浮いたままだった涙に唇が触れて、一気に顔に熱が集まるのがわかった。

「ち、ちがうの、これは」
「なにが違うんだ」

久々知くんを押して距離を取ろうとしたけれど、私の抵抗なんて意味がないとでも言いたげに腰に腕を回される。
顔を上げた途端、目が合って――もう、だめだと思った。

「……わた、し……っ、や…だ…、久々知くんしか…久々知くんだけ、好きなのに……」
名前
「――――行きたくないよ…」

駄々をこねるように首を振ると、私の頬を温かい手のひらが覆う。
次いで、目尻に軽く口づけられて反射的に目を閉じた。

「…それが、聞きたかったんだ。名前の口から」

不意に聞こえた久々知くんの呟きに瞼を上げる。
間近に見えたのは優しく笑う久々知くん。

――私の、一番好きな表情。

それを見たら、少し肩から力が抜けた。
そのまま思わず見とれていると、彼の指が唇に触れる。
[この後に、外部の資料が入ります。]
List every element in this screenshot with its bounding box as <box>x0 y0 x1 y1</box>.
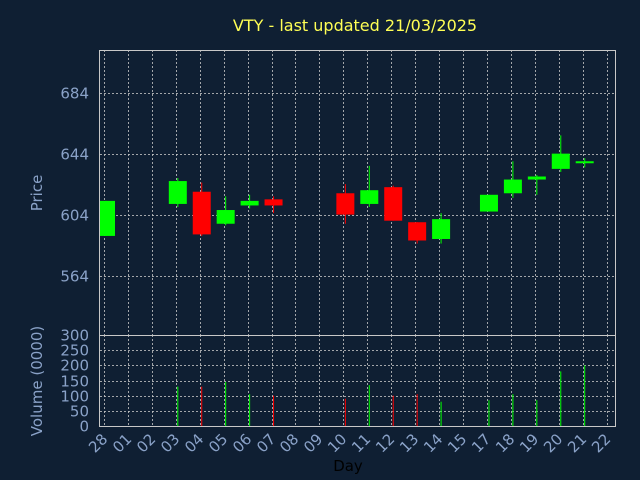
price-axis-label: Price <box>28 175 46 212</box>
x-tick-label: 28 <box>85 430 111 456</box>
candle-body <box>503 179 522 194</box>
volume-tick-label: 0 <box>79 418 89 436</box>
chart-title: VTY - last updated 21/03/2025 <box>233 16 477 35</box>
candle-body <box>240 200 259 206</box>
candle-body <box>432 219 451 239</box>
volume-tick-label: 150 <box>60 373 89 391</box>
x-tick-label: 17 <box>468 430 494 456</box>
candle-body <box>575 161 594 164</box>
volume-tick-label: 200 <box>60 357 89 375</box>
volume-tick-label: 300 <box>60 327 89 345</box>
price-y-ticks: 564 604 644 684 <box>60 85 89 286</box>
candle-body <box>551 153 570 169</box>
x-tick-label: 11 <box>348 430 374 456</box>
candle-body <box>192 191 211 235</box>
candle-body <box>168 181 187 204</box>
price-candles <box>100 135 594 244</box>
x-tick-label: 08 <box>276 430 302 456</box>
x-tick-label: 13 <box>396 430 422 456</box>
x-tick-label: 18 <box>492 430 518 456</box>
volume-tick-label: 250 <box>60 342 89 360</box>
candle-body <box>360 190 379 204</box>
x-tick-label: 02 <box>133 430 159 456</box>
candle-body <box>384 187 403 221</box>
x-tick-label: 01 <box>109 430 135 456</box>
x-tick-label: 04 <box>181 430 207 456</box>
price-tick-label: 564 <box>60 268 89 286</box>
candle-body <box>527 176 546 180</box>
volume-tick-label: 50 <box>70 403 89 421</box>
x-ticks: 2801020304050607080910111213141517181920… <box>85 430 614 456</box>
price-tick-label: 684 <box>60 85 89 103</box>
price-tick-label: 644 <box>60 146 89 164</box>
candle-body <box>100 200 115 236</box>
x-tick-label: 10 <box>324 430 350 456</box>
x-tick-label: 12 <box>372 430 398 456</box>
x-tick-label: 06 <box>229 430 255 456</box>
volume-grid <box>100 335 615 426</box>
x-tick-label: 15 <box>444 430 470 456</box>
x-tick-label: 09 <box>300 430 326 456</box>
candle-body <box>336 193 355 215</box>
volume-panel-frame <box>99 335 616 427</box>
candle-body <box>216 210 235 224</box>
candle-body <box>479 194 498 212</box>
x-tick-label: 03 <box>157 430 183 456</box>
x-tick-label: 22 <box>588 430 614 456</box>
x-tick-label: 05 <box>205 430 231 456</box>
x-tick-label: 20 <box>540 430 566 456</box>
x-axis-label: Day <box>333 457 363 475</box>
price-grid <box>100 50 615 335</box>
x-tick-label: 14 <box>420 430 446 456</box>
x-tick-label: 21 <box>564 430 590 456</box>
candle-body <box>264 199 283 206</box>
volume-bars <box>177 365 586 426</box>
volume-axis-label: Volume (0000) <box>28 326 46 436</box>
candle-body <box>408 222 427 241</box>
volume-tick-label: 100 <box>60 388 89 406</box>
price-tick-label: 604 <box>60 207 89 225</box>
x-tick-label: 19 <box>516 430 542 456</box>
ドクンと跳ねる心臓の音と一緒に肩まで震えた。
同時に久々知くんまでびくっとしたから、なんだかおかしくなって笑ってしまった。

「……俺なりに、気をつけてたのに……」

気まずそうに言う久々知くんが私の両頬を包むようにしながら、こつんと額を触れあわせる。
笑いはすぐにひっこんで、またドキドキが戻ってきた。

思わず久々知くんの着物をきつく握り締める。顔が熱くて、心臓の音がうるさい。

じっと見られているのを感じながら、視線をあちこち彷徨わせ、ぎこちなく目を閉じた。そのまま、ぎゅっと瞼に力を入れる。

くす、と小さく笑う久々知くんの声がしたと思った瞬間、唇に柔らかいものが触れ、すぐに離れていった。

驚いたせいなのか、気づけば瞼がせわしなく動いている。
パチパチ瞬きをする間に視界が陰り、僅かに上向かされてもう一度唇が塞がれた。びくりと勝手に身体が跳ねる。
二度目の口づけはさっきよりも長くて、息が苦しい。

自分とは違う体温が直に触れていること、その柔らかさをじわじわと実感してきて……だけど、どうしたらいいかわからない。苦しい。目が、まわりそう。

「ん……ぅ、」
「……、」
「ぷは……、はぁ…はぁ…」

久々知くんがなにか言った気がするけど、私は息を吸うのに忙しく――更に、一気に照れが来てしまい、顔を隠すように久々知くんの胸に顔を埋めていた。